Étoffez votre arbre généalogique grâce à RetroNews !
La presse ancienne est une véritable corne d’abondance biographique et généalogique. Qui n’a pas feuilleté les journaux anciens, qui n’a pas tourmenté le moteur de recherche de RetroNews, ne peut entrevoir la richesse et la diversité des brins de vie qu’elle recèle.
Naissances, mariages, décès, nécrologies, adresses, professions, promotions, mutations, diplômes, prix, décorations, concours sportifs, ventes, condamnations, faits divers, fonctions municipales, tendances politiques, rôles associatifs, goûts musicaux, implication dans la vie locale… sont autant d’éléments biographiques et généalogiques que l’on peut espérer découvrir dans les journaux de l’époque. A l’échelle d’une famille, il est même possible de couvrir l’ensemble de cette liste à la Prévert ! Voilà une promesse à même de susciter autant d’enthousiasme que de scepticisme auprès des généalogistes. Etayons-la à travers un exemple, celui de la famille Jaumon implantée en Algérie aux XIXe et XXe siècles.
L’arbre généalogique ci-dessous a été établi à l’aide de l’état civil en ligne sur le site des Archives nationales d’Outre-Mer. Il ne saurait faire rougir le moindre généalogiste. D’aucuns pourraient même le considérer comme achevé eu égard aux registres disponibles. Que nenni ! Ce serait négliger l’apport essentiel de la presse ancienne comme l’illustre l’enquête suivante.

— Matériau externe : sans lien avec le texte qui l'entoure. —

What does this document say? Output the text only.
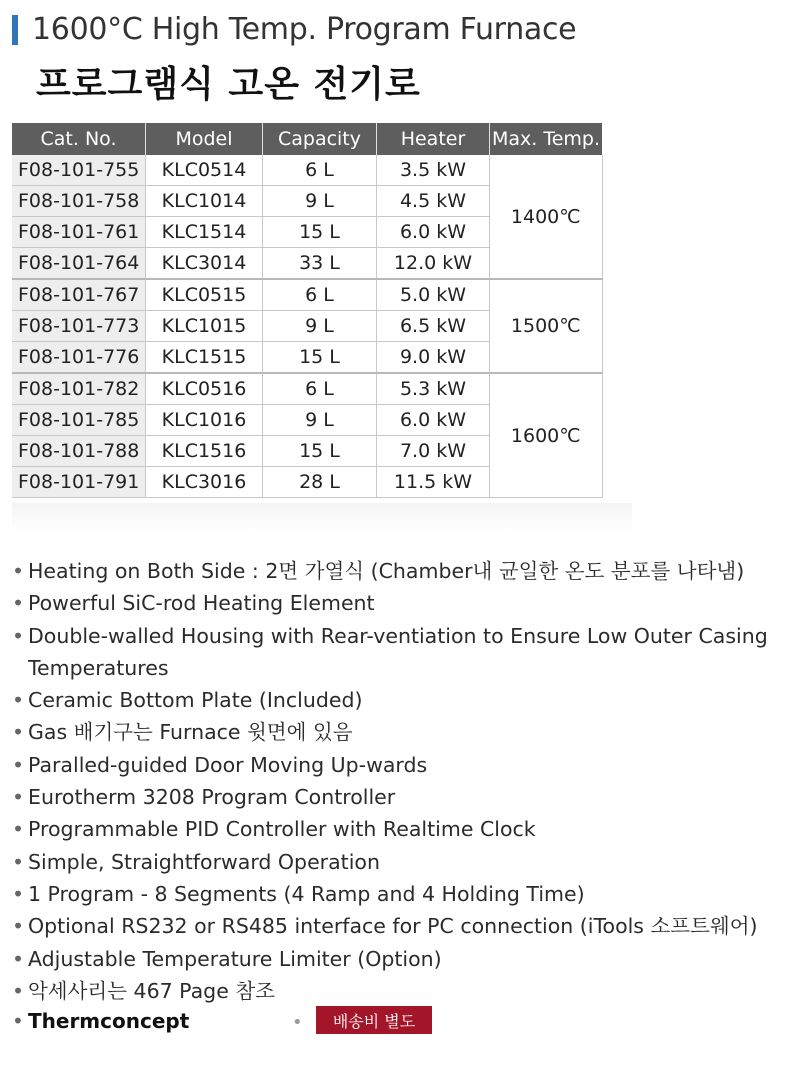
1600°C High Temp. Program Furnace
프로그램식 고온 전기로
Cat. No.	Model	Capacity	Heater	Max. Temp.
F08-101-755	KLC0514	6 L	3.5 kW	1400℃
F08-101-758	KLC1014	9 L	4.5 kW	
F08-101-761	KLC1514	15 L	6.0 kW	
F08-101-764	KLC3014	33 L	12.0 kW	
F08-101-767	KLC0515	6 L	5.0 kW	1500℃
F08-101-773	KLC1015	9 L	6.5 kW	
F08-101-776	KLC1515	15 L	9.0 kW	
F08-101-782	KLC0516	6 L	5.3 kW	1600℃
F08-101-785	KLC1016	9 L	6.0 kW	
F08-101-788	KLC1516	15 L	7.0 kW	
F08-101-791	KLC3016	28 L	11.5 kW	
• Heating on Both Side : 2면 가열식 (Chamber내 균일한 온도 분포를 나타냄)
• Powerful SiC-rod Heating Element
• Double-walled Housing with Rear-ventiation to Ensure Low Outer Casing Temperatures
• Ceramic Bottom Plate (Included)
• Gas 배기구는 Furnace 윗면에 있음
• Paralled-guided Door Moving Up-wards
• Eurotherm 3208 Program Controller
• Programmable PID Controller with Realtime Clock
• Simple, Straightforward Operation
• 1 Program - 8 Segments (4 Ramp and 4 Holding Time)
• Optional RS232 or RS485 interface for PC connection (iTools 소프트웨어)
• Adjustable Temperature Limiter (Option)
• 악세사리는 467 Page 참조
• Thermconcept	•	배송비 별도
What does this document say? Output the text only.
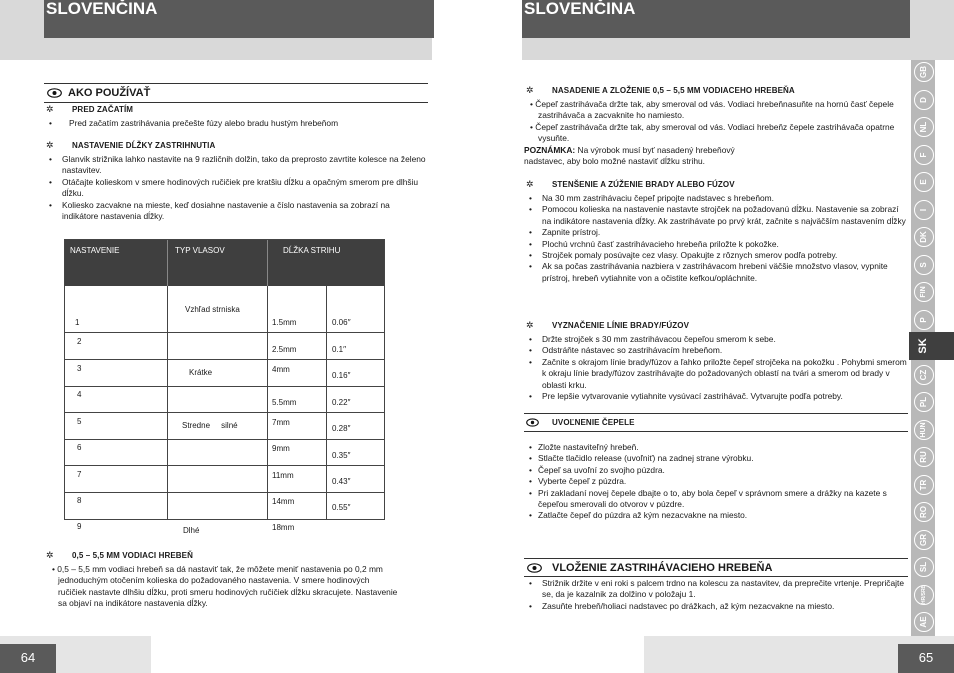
SLOVENČINA
AKO POUŽÍVAŤ
✲ PRED ZAČATÍM
• Pred začatím zastrihávania prečešte fúzy alebo bradu hustým hrebeňom
✲ NASTAVENIE DĹŽKY ZASTRIHNUTIA
• Glanvik strižnika lahko nastavite na 9 različnih dolžin, tako da preprosto zavrtite kolesce na želeno nastavitev.
• Otáčajte kolieskom v smere hodinových ručičiek pre kratšiu dĺžku a opačným smerom pre dlhšiu dĺžku.
• Koliesko zacvakne na mieste, keď dosiahne nastavenie a číslo nastavenia sa zobrazí na indikátore nastavenia dĺžky.
NASTAVENIE	TYP VLASOV	DĹŽKA STRIHU
1
2
3
4
5
6
7
8
9
Vzhľad strniska
Krátke
Stredne     silné
Dlhé
1.5mm
2.5mm
4mm
5.5mm
7mm
9mm
11mm
14mm
18mm
0.06′′
0.1′′
0.16″
0.22″
0.28″
0.35″
0.43″
0.55″
✲ 0,5 – 5,5 MM VODIACI HREBEŇ
• 0,5 – 5,5 mm vodiaci hrebeň sa dá nastaviť tak, že môžete meniť nastavenia po 0,2 mm jednoduchým otočením kolieska do požadovaného nastavenia. V smere hodinových ručičiek nastavte dlhšiu dĺžku, proti smeru hodinových ručičiek dĺžku skracujete. Nastavenie sa objaví na indikátore nastavenia dĺžky.
64
SLOVENČINA
✲ NASADENIE A ZLOŽENIE 0,5 – 5,5 MM VODIACEHO HREBEŇA
• Čepeľ zastrihávača držte tak, aby smeroval od vás. Vodiaci hrebeňnasuňte na hornú časť čepele zastrihávača a zacvaknite ho namiesto.
• Čepeľ zastrihávača držte tak, aby smeroval od vás. Vodiaci hrebeňz čepele zastrihávača opatrne vysuňte.
POZNÁMKA: Na výrobok musí byť nasadený hrebeňový nadstavec, aby bolo možné nastaviť dĺžku strihu.
✲ STENŠENIE A ZÚŽENIE BRADY ALEBO FÚZOV
• Na 30 mm zastrihávaciu čepeľ pripojte nadstavec s hrebeňom.
• Pomocou kolieska na nastavenie nastavte strojček na požadovanú dĺžku. Nastavenie sa zobrazí na indikátore nastavenia dĺžky. Ak zastrihávate po prvý krát, začnite s najväčším nastavením dĺžky
• Zapnite prístroj.
• Plochú vrchnú časť zastrihávacieho hrebeňa priložte k pokožke.
• Strojček pomaly posúvajte cez vlasy. Opakujte z rôznych smerov podľa potreby.
• Ak sa počas zastrihávania nazbiera v zastrihávacom hrebeni väčšie množstvo vlasov, vypnite prístroj, hrebeň vytiahnite von a očistite kefkou/opláchnite.
✲ VYZNAČENIE LÍNIE BRADY/FÚZOV
• Držte strojček s 30 mm zastrihávacou čepeľou smerom k sebe.
• Odstráňte nástavec so zastrihávacím hrebeňom.
• Začnite s okrajom línie brady/fúzov a ľahko priložte čepeľ strojčeka na pokožku . Pohybmi smerom k okraju línie brady/fúzov zastrihávajte do požadovaných oblastí na tvári a smerom od brady v oblasti krku.
• Pre lepšie vytvarovanie vytiahnite vysúvací zastrihávač. Vytvarujte podľa potreby.
UVOĽNENIE ČEPELE
• Zložte nastaviteľný hrebeň.
• Stlačte tlačidlo release (uvoľniť) na zadnej strane výrobku.
• Čepeľ sa uvoľní zo svojho púzdra.
• Vyberte čepeľ z púzdra.
• Pri zakladaní novej čepele dbajte o to, aby bola čepeľ v správnom smere a drážky na kazete s čepeľou smerovali do otvorov v púzdre.
• Zatlačte čepeľ do púzdra až kým nezacvakne na miesto.
VLOŽENIE ZASTRIHÁVACIEHO HREBEŇA
• Strižnik držite v eni roki s palcem trdno na kolescu za nastavitev, da preprečite vrtenje. Prepričajte se, da je kazalnik za dolžino v položaju 1.
• Zasuňte hrebeň/holiaci nadstavec po drážkach, až kým nezacvakne na miesto.
GB
D
NL
F
E
I
DK
S
FIN
P
SK
CZ
PL
HUN
RU
TR
RO
GR
SL
HR/SRB
AE
65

Fort heureusement, le nom de famille Jaumon – originaire du Vaucluse et probablement monophylétique – est peu répandu. Aussi la simple saisie du mot « Jaumon » dans le moteur de recherche de RetroNews ne livre-t-elle « que » 444 résultats. Un chiffre suffisamment élevé pour étancher la soif du généalogiste et néanmoins assez raisonnable pour ne pas le décourager. Toutefois, la tentation est grande d’inspecter, dans le menu à gauche des résultats, la liste des titres de presse associés, ceci afin de restreindre nos recherches aux plus pertinents. Notre attention est évidemment accaparée par L’Écho d’Alger, en tête de liste avec 100 résultats, même si d’autres publications telles que La Dépêche coloniale, le Journal officiel de la République française ou La Politique coloniale pourraient présenter un certain intérêt. Focalisons-nous, dans un premier temps, sur ce titre et classons les 100 vignettes associées par date croissante, à l’aide du menu déroulant situé au-dessus des résultats.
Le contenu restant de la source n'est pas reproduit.